Locs of Love

I have wanted locs since I was 15 years old. My mom wasn’t with the loc shit at all I still got sent to the hair shop every other Saturday to get my hair “tamed.” When I got to be about 16 years old, I decided that I would go natural. Now, natural hair has been around since forever, but it definitely wasn’t widely accepted as it today. I told my hair stylist that I no longer wanted relaxers (she was natural and was fine with that) she told me that going natural was a big step and that I would need to really take care of my hair. I didn’t and my shit got nappier and nappier as the days went on. To make it worse my mom said that if I was deciding to go natural, she wouldn’t pay for my hair (foul and ornery right?) So I was walking around school looking like who done it and why? Not giving a single fuck, until all my hair began to fall out. I’m not one of those girl who says “ look how long my hair USED to be” I’ve always had hair and it’s always been thick and healthy, so when my shit begin to thin and come out every time I combed it, I freaked got all my dead hair, cut and ran back to the creamy crack.

A year or two passed and I decided to try blonde. At one point, my hair was naturally sandy brown with nice blonde natural highlights but the hoodrat in me said: “think of how bad a bitch you would be with your hair platinum blonde!” I went to the shop and my lovely hairstylist warned me that because I was still getting relaxers, my shit might break off. I weighed out my options and decided that I wouldn’t risk ALL of my hair. But, as a 19-year-old going through her first real break up (that Wiz love again) I decided to jump bang first into the blonde. Of course, I looked bomb. It was summer, my skin was golden and my hair matched. But, no matter how much oil I put into that damn bang, the shit would lightly crinkle to the floor every time I combed it. I eventually let it grow out until I only had blonde tips.

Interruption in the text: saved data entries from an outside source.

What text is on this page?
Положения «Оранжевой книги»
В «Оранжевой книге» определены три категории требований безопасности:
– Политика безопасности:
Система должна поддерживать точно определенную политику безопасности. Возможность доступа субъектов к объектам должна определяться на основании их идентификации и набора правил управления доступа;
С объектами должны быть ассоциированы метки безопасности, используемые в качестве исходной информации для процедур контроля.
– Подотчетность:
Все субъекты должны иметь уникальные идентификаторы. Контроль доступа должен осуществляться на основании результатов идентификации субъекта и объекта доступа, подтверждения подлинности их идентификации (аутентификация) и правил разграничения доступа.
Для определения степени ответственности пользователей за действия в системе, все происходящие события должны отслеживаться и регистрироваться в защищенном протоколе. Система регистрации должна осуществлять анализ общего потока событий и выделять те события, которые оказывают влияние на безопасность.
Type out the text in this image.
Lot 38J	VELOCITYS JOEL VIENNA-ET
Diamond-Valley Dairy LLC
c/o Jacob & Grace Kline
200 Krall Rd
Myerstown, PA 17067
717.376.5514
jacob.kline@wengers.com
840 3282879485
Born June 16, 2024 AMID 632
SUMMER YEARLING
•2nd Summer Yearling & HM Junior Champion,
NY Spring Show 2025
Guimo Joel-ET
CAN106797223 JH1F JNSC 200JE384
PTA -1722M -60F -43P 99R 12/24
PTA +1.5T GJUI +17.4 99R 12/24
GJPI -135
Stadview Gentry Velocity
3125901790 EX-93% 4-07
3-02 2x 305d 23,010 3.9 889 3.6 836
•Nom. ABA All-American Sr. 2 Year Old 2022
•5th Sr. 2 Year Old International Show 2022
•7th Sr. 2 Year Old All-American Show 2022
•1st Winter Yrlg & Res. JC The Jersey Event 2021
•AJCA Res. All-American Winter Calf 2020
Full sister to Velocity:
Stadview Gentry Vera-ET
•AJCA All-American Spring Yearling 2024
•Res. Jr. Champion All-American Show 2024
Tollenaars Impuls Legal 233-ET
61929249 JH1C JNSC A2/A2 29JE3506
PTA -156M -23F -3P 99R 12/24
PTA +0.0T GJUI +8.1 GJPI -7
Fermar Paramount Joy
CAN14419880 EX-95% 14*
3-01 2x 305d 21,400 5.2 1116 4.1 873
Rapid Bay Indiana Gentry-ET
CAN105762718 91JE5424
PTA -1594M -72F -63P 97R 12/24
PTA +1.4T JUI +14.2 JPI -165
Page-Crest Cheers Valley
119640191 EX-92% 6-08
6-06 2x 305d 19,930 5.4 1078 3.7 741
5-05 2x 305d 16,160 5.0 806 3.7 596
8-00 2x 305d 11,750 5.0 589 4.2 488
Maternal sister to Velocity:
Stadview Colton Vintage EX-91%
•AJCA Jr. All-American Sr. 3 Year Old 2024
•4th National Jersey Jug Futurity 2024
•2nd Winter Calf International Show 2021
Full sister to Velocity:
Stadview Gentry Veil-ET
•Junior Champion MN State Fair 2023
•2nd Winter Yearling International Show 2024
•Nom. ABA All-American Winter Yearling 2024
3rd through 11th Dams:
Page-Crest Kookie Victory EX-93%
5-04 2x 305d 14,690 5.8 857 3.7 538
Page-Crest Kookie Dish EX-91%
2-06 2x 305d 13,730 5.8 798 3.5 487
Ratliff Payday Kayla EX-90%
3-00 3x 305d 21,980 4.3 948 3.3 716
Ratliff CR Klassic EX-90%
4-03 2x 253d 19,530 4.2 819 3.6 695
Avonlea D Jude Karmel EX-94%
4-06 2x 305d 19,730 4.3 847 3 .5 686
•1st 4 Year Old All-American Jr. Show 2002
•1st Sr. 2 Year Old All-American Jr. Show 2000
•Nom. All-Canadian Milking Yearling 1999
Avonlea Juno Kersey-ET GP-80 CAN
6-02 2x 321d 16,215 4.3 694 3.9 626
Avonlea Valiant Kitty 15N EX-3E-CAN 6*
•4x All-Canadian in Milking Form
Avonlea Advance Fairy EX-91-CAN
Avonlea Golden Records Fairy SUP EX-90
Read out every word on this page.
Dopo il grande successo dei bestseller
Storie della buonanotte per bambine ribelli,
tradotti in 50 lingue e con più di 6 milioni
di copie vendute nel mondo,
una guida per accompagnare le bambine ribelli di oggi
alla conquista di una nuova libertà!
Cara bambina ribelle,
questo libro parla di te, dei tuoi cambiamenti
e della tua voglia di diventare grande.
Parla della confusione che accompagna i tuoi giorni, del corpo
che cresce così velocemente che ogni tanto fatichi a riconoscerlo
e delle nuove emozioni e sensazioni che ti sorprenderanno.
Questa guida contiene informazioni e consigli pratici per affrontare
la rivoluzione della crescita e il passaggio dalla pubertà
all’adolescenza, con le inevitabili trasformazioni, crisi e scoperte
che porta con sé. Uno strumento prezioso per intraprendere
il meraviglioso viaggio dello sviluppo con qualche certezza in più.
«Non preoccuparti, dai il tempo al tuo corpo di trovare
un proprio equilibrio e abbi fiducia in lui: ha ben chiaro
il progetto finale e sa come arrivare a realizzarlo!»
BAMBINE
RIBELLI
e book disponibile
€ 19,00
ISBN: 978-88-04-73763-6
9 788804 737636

Then, when I got pregnant with my son, I decided that I wouldn’t be getting relaxers anymore. This time I made sure to take care of my hair. I went every two weeks for my shampoo, deep condition and flatty. My hair was healthy and had almost fully recovered from my high school situation. I knew how to do knot outs, braid outs and I loved that my hair was healthy again. Flash forward to my 2016 faux locs (if you pronounce faux as ‘fox’ go ahead and slap yourself right kneeow) I loved my faux locs so much that I decided that I wanted to keep them. I had been natural for about two years at this point but I had done a great job of taking care of my hair. Everyone loved the faux locs and commented on how bomb I was with them. So boom, summer comes and it’s hotter than two fat bitches fightin in a phone booth over a Starbucks card (it was really hella hot and I’m fat as hell so I can say this) It was the perfect time to loc my hair.

I decided to start my hair with two strand twists and sat in the chair while my hair stylist counted out 129 locs. I was literally in love all over again. When I first came around my family they all told me how cute it was and asked how long I would be keeping them. I informed everyone that I was getting locs and that this was pretty much a permanent situation. Pretty much every member of my family asked “why?” and insinuated that my hair was too beautiful to loc. (as if locs are ugly) I stayed with em and after about 8 months, my hair was finally locked! I was pumped to say the least and I started doing cute mini styles as my locs started from twists that could unravel fairly easily if I touched it too much. It’s been nearly two years since I started my loc journey and I am still going strong. I bleached my locs around my birthday and I feel finer than ever. Some of my family members are still a bunch of hater hoes, but I pay them no mind. I feel more like myself than I ever have before and just the thought of getting rid of my locs gives me anxiety. (I actually tried to comb one out and damn near had a panic attack) If my son lets me, I would like to loc his hair as well.

All of this leads up to the question:

Why the fuck do people care about what you’re doing to YOUR hair?

Have any of you ever felt this way? I swear I be annoyed on a daily.